Una de las reflexiones finales es concisa y certera: “He pensado que mi parque de atracciones tenía el deber de seguir abierto, que podía con todo. Pero escribo esto y digo que no, que es compatible todo esto con mostrar las costuras”. ¿Te has hecho la fuerte demasiadas veces?

Me considero una persona más bien blandurria y bastante tierna. Voy buscando abrazos y hombros allá por donde voy y sí que hay una cosa que me parece bonita y que me ha dicho gente que me quiere y me conoce: que escribir este libro ha sido un ejercicio de valentía, que soy más fuerte de lo que me creo.
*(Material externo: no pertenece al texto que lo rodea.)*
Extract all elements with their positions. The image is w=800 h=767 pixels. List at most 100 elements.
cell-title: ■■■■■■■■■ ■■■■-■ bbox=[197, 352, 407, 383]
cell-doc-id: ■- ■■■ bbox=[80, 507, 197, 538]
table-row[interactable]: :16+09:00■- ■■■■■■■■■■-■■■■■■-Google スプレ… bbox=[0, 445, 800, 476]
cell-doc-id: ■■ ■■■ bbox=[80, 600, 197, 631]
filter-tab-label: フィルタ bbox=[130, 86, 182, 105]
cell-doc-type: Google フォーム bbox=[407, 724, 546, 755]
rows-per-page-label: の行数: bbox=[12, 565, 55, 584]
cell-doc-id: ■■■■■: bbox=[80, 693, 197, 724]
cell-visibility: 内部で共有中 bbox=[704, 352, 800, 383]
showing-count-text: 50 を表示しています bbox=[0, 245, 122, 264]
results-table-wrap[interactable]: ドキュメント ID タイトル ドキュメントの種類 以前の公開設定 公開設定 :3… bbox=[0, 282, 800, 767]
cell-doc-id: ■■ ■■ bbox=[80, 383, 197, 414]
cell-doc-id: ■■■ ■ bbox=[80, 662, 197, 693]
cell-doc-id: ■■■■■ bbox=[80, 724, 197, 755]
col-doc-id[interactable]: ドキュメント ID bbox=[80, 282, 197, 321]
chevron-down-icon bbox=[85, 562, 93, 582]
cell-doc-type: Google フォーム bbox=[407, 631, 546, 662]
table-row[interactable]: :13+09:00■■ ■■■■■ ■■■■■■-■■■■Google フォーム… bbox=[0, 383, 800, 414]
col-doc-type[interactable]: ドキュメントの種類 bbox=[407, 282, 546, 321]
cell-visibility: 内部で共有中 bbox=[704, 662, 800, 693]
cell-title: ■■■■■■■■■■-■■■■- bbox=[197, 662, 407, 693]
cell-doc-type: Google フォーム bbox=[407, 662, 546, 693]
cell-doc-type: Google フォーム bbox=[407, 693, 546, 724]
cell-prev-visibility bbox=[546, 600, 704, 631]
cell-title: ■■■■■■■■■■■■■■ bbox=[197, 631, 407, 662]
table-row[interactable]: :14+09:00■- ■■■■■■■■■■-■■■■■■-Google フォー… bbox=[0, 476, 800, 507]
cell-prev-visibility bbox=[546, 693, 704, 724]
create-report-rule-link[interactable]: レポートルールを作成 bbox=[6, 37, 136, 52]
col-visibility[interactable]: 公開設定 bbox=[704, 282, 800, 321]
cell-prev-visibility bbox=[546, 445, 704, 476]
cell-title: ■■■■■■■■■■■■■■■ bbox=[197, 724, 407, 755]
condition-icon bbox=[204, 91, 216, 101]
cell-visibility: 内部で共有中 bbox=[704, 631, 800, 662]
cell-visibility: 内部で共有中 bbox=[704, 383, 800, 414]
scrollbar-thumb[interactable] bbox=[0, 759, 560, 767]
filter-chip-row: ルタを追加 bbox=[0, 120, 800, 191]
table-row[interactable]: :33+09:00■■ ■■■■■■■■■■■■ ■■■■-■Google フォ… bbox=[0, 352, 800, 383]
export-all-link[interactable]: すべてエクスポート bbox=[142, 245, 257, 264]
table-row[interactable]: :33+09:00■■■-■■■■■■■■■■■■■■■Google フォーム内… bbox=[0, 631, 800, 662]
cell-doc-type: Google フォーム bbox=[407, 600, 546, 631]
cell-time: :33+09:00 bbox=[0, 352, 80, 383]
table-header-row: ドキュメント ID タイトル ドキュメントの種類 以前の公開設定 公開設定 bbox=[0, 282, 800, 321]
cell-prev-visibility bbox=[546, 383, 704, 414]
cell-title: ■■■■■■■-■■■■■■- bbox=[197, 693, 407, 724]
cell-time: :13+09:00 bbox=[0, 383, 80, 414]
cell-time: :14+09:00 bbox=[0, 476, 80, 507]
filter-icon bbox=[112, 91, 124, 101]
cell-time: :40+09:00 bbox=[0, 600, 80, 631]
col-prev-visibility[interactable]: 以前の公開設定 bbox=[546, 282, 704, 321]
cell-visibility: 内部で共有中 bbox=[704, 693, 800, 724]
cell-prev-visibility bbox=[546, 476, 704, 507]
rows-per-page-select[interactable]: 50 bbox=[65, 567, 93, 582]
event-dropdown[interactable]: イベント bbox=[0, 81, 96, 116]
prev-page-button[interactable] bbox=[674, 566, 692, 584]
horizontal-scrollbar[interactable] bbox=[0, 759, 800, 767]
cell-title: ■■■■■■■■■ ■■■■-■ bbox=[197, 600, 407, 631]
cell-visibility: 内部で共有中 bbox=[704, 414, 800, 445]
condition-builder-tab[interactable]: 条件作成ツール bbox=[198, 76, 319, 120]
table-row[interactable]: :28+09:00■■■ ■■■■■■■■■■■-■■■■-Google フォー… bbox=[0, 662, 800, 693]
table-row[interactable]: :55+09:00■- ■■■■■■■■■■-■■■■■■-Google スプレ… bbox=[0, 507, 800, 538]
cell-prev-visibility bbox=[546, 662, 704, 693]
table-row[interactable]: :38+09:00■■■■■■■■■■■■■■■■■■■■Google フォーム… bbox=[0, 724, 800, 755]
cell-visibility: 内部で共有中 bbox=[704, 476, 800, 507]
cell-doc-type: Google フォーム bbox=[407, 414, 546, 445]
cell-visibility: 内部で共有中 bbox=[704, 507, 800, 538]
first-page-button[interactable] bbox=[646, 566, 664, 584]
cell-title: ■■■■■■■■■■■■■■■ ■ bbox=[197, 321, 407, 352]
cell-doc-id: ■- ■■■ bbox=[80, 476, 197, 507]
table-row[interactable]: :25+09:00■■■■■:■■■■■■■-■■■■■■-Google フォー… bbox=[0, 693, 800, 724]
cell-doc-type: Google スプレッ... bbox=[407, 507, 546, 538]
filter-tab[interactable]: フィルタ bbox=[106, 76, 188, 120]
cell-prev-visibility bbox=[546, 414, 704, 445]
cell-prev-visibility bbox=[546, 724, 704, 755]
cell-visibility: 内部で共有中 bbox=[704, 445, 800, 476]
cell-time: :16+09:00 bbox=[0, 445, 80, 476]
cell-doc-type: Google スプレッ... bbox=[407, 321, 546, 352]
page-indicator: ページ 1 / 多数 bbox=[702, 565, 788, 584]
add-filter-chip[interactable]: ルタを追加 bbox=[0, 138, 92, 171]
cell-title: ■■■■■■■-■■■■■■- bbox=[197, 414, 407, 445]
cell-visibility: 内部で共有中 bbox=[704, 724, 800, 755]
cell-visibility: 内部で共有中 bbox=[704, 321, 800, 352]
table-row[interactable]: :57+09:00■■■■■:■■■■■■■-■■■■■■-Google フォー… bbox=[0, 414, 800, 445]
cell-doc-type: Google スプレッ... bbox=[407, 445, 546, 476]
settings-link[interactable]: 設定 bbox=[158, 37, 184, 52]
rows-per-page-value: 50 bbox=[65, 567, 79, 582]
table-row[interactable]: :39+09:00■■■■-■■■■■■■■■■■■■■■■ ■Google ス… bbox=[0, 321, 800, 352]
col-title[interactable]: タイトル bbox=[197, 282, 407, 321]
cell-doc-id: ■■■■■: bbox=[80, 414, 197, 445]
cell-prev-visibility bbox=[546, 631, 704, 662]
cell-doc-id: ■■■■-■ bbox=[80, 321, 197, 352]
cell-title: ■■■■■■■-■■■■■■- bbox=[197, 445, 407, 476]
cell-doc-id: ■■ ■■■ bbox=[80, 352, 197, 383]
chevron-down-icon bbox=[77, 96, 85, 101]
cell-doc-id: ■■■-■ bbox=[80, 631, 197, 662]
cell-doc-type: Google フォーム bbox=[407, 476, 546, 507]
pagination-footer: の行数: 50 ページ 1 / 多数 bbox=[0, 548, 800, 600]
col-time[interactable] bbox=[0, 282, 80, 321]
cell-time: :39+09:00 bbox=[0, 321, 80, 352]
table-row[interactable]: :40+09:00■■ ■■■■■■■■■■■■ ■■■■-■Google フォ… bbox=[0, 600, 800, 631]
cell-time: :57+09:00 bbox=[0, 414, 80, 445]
Me he hecho la fuerte muchas veces, pero esta época de mi vida también ha hecho asomar una fortaleza que no conocía, quizá porque nunca antes la he tenido que utilizar. Mi parque de atracciones estuvo siempre abierto porque el de mis padres también lo estaba.

El libro es una especie de catarsis en el que no huyes de la autocrítica y la reflexión más profunda. Al principio hablábamos de cómo te sentías mientras lo escribías. Ahora te pregunto cómo te sientes después de haberlo terminado.

Aquí me voy a gustar un poco. Me siento muy bien, porque me gustó mucho el final, donde reflejo muy bien lo que soy. Me han educado en ese tipo de familias en las que, si había un momento de tensión, alguno de nosotros soltaba un chiste para aligerar el oxígeno que se respiraba. Me siento muy contenta de que algunos lectores que no me conocen me hayan dicho que sus familias se parecen mucho a la mía, que en el fondo había una conexión sin vivir en Getafe ni coincidir en edad y circunstancias. No somos los Alcántara, pero que haya muchos Caballero Martín y muchos getafes entre los lectores me genera una alegría enorme.